The UK Government is to host a Global Investment Summit later this year, which will take place in London and Windsor Castle, Berkshire.
Hosted by the Prime Minister and supported by members of the Royal Family, the summit aims to galvanise foreign investment in the UK’s green industries of the future ahead of COP26 in November.
Taking place in October, the one-day meeting is expected to catalyse billions of pounds of investment by attracting hundreds of the world’s leading businesses and investment A-listers to London and Windsor Castle.
The summit will showcase the best of the UK’s clean technologies and innovative companies, highlight the Prime Minister’s 10-point plan for a green recovery, demonstrating how £12 billion of government investment is creating and supporting up to 250,000 highly-skilled green jobs in the UK, and spurring more three times as much private sector investment by 2030.

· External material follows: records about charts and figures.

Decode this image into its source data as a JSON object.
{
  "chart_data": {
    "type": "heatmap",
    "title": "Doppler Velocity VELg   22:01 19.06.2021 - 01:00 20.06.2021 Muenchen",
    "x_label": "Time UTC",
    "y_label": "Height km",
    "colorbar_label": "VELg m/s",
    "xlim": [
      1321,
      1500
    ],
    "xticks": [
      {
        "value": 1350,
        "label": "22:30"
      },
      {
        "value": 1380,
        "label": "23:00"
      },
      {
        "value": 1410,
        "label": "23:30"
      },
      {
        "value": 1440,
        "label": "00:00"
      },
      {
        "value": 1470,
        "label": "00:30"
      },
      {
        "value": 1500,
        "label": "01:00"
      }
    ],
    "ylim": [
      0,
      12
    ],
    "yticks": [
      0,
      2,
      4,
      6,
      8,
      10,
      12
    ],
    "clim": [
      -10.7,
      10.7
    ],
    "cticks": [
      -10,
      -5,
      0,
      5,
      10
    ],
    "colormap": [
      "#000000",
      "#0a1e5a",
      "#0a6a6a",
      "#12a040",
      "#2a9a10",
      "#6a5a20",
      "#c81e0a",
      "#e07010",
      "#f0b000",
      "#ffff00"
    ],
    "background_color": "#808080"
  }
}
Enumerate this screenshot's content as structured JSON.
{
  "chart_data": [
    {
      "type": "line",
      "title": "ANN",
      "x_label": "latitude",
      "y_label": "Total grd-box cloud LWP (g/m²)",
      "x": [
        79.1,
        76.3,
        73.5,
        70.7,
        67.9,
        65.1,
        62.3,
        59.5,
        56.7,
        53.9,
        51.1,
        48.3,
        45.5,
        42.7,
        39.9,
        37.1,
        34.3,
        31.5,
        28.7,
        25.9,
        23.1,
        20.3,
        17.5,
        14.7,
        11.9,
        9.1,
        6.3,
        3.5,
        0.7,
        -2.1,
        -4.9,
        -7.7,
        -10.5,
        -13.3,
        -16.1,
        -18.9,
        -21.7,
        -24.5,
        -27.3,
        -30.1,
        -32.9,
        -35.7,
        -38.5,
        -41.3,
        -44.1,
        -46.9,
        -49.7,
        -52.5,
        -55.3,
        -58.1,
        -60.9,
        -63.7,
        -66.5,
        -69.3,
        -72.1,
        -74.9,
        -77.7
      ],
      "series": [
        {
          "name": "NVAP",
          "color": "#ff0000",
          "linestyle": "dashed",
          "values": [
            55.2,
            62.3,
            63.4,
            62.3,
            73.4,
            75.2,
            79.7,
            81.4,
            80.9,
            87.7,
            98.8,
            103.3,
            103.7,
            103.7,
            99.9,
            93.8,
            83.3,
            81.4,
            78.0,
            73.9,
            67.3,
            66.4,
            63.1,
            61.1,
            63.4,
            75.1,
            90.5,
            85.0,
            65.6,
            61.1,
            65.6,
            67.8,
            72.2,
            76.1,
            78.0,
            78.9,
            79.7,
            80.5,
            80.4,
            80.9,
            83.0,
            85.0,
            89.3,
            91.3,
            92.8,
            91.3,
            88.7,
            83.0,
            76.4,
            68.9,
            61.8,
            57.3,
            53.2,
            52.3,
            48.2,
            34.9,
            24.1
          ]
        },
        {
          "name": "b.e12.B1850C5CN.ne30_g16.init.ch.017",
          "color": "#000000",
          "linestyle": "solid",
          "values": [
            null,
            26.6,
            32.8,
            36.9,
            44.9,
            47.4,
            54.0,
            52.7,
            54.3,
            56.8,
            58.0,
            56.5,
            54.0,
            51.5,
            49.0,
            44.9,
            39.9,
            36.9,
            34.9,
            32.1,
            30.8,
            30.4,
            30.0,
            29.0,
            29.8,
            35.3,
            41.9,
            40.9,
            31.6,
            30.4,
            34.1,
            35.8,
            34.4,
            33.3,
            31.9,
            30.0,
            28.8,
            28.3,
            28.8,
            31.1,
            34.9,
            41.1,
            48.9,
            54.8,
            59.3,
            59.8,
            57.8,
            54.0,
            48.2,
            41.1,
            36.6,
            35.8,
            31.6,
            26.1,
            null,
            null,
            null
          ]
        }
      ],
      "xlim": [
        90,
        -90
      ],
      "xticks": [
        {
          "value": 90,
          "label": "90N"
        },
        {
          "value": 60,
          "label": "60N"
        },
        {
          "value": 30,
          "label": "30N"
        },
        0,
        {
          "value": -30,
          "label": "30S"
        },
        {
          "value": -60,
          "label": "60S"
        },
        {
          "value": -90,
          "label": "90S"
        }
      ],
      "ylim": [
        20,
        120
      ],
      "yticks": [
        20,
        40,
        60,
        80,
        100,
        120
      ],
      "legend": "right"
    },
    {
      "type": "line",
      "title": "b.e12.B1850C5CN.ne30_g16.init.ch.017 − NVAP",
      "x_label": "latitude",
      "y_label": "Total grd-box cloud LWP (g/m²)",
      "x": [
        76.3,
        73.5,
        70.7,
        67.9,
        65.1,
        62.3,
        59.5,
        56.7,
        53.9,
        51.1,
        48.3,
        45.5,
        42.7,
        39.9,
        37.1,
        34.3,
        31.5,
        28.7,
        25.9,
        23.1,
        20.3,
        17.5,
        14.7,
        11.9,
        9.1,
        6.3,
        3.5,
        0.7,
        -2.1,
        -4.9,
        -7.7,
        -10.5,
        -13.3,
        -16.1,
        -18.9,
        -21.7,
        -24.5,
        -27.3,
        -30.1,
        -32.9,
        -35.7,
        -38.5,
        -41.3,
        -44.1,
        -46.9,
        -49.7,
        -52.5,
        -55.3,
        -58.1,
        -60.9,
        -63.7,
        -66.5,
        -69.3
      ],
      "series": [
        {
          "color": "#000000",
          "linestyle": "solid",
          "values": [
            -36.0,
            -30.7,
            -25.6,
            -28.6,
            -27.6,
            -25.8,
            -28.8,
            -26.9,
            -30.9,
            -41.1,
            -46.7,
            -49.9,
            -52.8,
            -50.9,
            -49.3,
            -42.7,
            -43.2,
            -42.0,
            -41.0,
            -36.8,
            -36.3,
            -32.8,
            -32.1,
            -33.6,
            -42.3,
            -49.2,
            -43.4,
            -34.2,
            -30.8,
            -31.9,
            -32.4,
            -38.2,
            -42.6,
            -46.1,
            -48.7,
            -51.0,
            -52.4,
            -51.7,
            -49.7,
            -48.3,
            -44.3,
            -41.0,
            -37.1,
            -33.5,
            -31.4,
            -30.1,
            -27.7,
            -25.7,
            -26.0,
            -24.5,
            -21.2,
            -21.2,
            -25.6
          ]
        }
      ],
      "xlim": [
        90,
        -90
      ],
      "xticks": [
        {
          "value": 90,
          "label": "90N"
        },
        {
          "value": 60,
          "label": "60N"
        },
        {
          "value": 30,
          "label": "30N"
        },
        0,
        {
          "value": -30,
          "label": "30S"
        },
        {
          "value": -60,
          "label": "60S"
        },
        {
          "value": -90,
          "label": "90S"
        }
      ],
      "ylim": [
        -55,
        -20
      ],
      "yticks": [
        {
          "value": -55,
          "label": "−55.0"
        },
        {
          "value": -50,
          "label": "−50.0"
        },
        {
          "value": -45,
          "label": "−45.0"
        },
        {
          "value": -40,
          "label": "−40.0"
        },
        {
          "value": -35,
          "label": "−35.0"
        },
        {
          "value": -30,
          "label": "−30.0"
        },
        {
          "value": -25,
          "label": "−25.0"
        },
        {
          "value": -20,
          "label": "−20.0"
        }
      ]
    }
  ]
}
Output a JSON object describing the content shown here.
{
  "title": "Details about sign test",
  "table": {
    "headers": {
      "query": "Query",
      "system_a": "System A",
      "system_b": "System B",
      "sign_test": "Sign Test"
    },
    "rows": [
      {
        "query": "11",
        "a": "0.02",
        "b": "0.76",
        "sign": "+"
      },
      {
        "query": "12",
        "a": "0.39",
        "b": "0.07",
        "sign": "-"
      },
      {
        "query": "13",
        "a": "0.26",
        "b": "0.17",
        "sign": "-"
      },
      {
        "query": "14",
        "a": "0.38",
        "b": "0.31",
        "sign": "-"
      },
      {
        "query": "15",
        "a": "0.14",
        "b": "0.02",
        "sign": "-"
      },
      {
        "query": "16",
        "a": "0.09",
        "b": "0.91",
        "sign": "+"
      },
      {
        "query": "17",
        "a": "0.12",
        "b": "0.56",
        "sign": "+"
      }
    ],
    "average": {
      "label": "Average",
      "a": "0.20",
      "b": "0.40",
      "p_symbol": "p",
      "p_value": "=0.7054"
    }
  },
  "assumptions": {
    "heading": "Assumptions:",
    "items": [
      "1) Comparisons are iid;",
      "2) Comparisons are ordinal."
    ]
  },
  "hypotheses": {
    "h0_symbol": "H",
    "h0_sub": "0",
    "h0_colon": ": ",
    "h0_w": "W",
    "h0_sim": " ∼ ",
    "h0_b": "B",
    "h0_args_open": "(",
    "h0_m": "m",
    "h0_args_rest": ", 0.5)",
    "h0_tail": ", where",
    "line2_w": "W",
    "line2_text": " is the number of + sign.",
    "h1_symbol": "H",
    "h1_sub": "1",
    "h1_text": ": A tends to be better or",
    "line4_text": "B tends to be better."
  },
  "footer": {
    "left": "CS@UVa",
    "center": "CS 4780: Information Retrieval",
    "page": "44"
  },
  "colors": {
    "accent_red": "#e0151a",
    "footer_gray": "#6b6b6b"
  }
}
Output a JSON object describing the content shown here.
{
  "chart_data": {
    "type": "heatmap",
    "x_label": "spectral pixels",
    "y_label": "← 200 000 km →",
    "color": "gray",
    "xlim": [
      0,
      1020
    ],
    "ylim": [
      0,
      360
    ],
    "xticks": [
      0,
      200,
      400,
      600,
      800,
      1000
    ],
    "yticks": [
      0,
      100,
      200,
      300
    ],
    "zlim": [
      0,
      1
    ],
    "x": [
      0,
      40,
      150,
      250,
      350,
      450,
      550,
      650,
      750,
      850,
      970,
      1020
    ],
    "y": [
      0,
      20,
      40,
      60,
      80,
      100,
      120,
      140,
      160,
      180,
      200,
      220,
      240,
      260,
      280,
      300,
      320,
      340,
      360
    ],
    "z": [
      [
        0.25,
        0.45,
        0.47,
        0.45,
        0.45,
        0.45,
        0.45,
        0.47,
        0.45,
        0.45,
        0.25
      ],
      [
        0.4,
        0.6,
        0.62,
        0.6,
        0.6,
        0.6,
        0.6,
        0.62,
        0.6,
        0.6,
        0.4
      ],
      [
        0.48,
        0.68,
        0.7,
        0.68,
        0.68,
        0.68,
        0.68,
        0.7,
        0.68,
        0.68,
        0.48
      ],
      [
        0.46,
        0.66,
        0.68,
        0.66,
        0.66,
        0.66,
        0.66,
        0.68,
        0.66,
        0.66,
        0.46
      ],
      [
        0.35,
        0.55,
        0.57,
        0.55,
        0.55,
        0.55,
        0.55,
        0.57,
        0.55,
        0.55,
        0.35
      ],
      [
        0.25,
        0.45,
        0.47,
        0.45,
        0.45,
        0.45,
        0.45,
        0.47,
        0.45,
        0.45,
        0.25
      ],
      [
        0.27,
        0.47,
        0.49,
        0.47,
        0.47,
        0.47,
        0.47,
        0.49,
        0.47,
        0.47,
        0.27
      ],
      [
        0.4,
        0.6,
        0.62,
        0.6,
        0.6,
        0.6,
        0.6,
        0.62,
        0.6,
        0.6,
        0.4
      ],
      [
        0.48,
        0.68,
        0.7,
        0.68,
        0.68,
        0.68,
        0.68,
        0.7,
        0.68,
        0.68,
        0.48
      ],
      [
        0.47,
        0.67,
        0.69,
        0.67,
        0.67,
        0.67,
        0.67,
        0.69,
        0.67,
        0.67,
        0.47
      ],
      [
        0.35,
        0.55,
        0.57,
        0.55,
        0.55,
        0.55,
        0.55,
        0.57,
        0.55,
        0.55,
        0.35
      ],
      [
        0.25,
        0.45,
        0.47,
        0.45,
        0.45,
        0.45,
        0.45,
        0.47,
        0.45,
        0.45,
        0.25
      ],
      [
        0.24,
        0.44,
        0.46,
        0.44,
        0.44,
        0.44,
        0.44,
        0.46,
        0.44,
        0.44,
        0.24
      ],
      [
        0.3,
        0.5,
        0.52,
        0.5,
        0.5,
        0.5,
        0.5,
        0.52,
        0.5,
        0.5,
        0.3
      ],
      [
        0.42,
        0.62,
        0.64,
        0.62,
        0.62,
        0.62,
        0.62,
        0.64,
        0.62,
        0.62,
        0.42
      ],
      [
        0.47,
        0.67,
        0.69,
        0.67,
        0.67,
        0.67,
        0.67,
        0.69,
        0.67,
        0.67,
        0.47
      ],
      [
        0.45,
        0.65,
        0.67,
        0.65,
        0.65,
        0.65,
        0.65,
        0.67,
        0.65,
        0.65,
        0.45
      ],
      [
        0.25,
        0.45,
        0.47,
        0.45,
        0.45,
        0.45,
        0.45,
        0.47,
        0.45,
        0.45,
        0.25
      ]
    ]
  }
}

Minister for Investment, Gerry Grimstone, said: “The UK is one of the best investment destinations in the world and we are thrilled to be hosting a Global Investment Summit that will boost green investment, jobs and growth.
“Around the world, investors are looking to sustainability, whether that be in technology, real estate and construction, finance, automotive or energy. Individuals and businesses are heightening their interest in industries of the future, and there is no better place to invest than in the UK’s already vibrant clean and green industries.’
The summit builds on the success of the newly-established UK Office for Investment, which recently secured a landmark agreement between Abu Dhabi’s Mubadala Investment Company and the UK Government for a £1bn commitment to life sciences.
Foreign direct investment (FDI) stock levels reached £1.6 trillion by the end of 2019. Since 2017, FDI into the UK has created 189,710 jobs, including 3,513 in the renewable energy sector, according to government figures.
Earlier this month, government-led research showed exports supported 6.5m jobs across the UK, 74 per cent of which were outside London. The research estimated jobs directly and indirectly supported by exports paid around 7% higher than the national median, with Office for National Statistics estimating that goods exporting businesses are also 21% more productive.